En traduisant les poèmes de Saint-Denys Garneau23, j’ai adopté une façon de faire qui a abouti à une intrusion de ma personnalité dans son œuvre. Cette coloration personnelle, même si je ne la désirais pas et tentais de l’éviter, est inévitable. (John Glassco, 1961. Traduction)

2201.

Un traducteur est contraint d’imprimer sa marque dans la langue d’arrivée. C’est, au reste, le propre de la traduction de toute grande œuvre. (Philippe di Meo, dans Treizièmes Assises…, 1997 : 210)

2202.

S’il est vrai qu’un auteur verse son expérience personnelle, entendue au sens large, dans le texte qu’il écrit, il est tout aussi vrai que le traducteur infuse lui aussi sa propre expérience dans sa traduction. En le marquant de son empreinte, il lui donne son historicité. (Jean Delisle, 2001 : 214)

2203.

Le créateur est indissociable de sa création, le traducteur, de ses traductions. (Jean Delisle, 2002a : 2)

2204.

Le traducteur est femme, même si celle-ci est parfois un homme. (Suzanne Jill Levine, 1991 : 183. Traduction)

2205.

Une traduction est toujours le reflet du traducteur, mais aussi le reflet d’un mode de pensée, d’une sensibilité. (Claude-Michel Cluny, dans Huitièmes Assises…, 1992 : 71)

2206.

Le piège que le traducteur évitera rarement sera de s’interposer, lui et sa culture, entre l’œuvre originale et sa traduction. S’il le fait, il devient un miroir déformant et, sous des prétextes multiples, il trahit. (André Chouraqui, 1990 : 457)

2207.

Le traducteur est entraîné par le mouvement public de son temps, il en reçoit l’impression, et son travail en réfléchit une image plus ou moins fidèle. (Jean-Louis Burnouf, 1933 : xx)

2208.

En traduction, on ne peut pas, on ne doit pas être neutre. La neutralité n’est pas le correctif du dogmatisme. (Antoine Berman, 1995 : 63)

2209.

Une des tâches d’une herméneutique du traduire est la prise en vue du sujet traduisant. (Antoine Berman, 1995 : 73)

2210.

On dira qu’un peintre, médiocre dans ses tableaux, peut exceller dans les copies ; mais il n’a besoin pour cela que d’une imitation servile ; le traducteur copie avec des couleurs qui lui sont propres. (Jean d’Alembert, « Observations sur l’art de traduire » [c1763], 1967, IV : 34)
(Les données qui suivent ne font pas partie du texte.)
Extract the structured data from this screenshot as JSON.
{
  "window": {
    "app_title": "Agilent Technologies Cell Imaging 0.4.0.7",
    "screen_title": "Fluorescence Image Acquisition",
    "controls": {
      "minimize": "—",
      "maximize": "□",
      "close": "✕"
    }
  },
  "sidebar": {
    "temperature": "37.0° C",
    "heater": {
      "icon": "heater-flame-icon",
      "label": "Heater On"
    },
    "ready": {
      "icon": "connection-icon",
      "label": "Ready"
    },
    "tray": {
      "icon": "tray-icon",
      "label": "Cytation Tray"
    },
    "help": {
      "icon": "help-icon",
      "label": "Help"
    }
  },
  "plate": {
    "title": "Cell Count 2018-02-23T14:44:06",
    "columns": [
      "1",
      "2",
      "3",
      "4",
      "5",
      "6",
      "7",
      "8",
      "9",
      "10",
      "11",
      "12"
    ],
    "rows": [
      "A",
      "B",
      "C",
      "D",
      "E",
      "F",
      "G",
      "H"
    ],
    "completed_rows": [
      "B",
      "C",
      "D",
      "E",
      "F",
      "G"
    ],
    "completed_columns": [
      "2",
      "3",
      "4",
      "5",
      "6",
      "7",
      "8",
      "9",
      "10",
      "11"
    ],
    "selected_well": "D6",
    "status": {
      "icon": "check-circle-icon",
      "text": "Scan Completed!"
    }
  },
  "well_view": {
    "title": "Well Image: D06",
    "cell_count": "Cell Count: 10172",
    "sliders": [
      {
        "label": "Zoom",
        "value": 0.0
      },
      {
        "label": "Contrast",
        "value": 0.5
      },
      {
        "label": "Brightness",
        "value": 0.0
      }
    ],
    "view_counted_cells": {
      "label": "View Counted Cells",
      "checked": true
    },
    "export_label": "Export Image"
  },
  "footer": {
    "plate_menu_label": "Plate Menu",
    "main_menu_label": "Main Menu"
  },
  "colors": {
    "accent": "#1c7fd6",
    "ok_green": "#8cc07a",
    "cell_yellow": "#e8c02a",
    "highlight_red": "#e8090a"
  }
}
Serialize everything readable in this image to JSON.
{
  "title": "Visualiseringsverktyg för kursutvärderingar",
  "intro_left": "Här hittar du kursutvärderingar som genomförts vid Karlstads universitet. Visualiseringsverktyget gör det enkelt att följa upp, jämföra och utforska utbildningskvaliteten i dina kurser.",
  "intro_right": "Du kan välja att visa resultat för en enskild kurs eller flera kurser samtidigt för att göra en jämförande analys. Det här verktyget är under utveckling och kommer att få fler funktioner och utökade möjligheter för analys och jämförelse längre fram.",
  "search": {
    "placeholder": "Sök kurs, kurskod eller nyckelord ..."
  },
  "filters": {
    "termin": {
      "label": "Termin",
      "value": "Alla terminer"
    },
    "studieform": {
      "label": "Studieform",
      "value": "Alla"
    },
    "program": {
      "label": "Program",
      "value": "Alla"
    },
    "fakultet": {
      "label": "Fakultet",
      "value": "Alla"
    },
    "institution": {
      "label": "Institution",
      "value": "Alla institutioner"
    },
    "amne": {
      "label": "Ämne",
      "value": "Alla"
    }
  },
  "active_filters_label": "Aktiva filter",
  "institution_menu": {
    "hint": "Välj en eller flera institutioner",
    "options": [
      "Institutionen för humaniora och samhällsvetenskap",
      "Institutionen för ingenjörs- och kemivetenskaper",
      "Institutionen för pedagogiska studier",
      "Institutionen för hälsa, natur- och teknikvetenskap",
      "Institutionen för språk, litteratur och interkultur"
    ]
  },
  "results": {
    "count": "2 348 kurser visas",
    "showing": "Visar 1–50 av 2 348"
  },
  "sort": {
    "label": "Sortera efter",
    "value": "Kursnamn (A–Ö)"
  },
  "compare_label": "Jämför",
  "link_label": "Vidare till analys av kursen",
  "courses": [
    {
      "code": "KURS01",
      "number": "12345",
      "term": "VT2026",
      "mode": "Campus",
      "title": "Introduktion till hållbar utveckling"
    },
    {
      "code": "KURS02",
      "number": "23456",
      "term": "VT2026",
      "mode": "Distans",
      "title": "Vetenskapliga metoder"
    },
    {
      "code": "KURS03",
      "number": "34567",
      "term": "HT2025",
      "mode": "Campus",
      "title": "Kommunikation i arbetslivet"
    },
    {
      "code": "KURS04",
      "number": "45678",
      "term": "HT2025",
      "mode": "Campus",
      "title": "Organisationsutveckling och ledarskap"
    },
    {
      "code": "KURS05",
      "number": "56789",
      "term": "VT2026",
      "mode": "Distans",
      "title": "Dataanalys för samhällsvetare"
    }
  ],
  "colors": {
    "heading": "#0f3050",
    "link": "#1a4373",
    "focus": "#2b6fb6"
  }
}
22. Eugène Guillevic (1907-1997), poète français, honoré de nombreuses distinctions, dont le prix Goncourt de la poésie en 1988.

23. Hector de Saint-Denys Garneau (1912-1943), poète et écrivain québécois, arrière-petit-fils de l’historien François-Xavier Garneau et petit cousin de la poète et romancière Anne Hébert.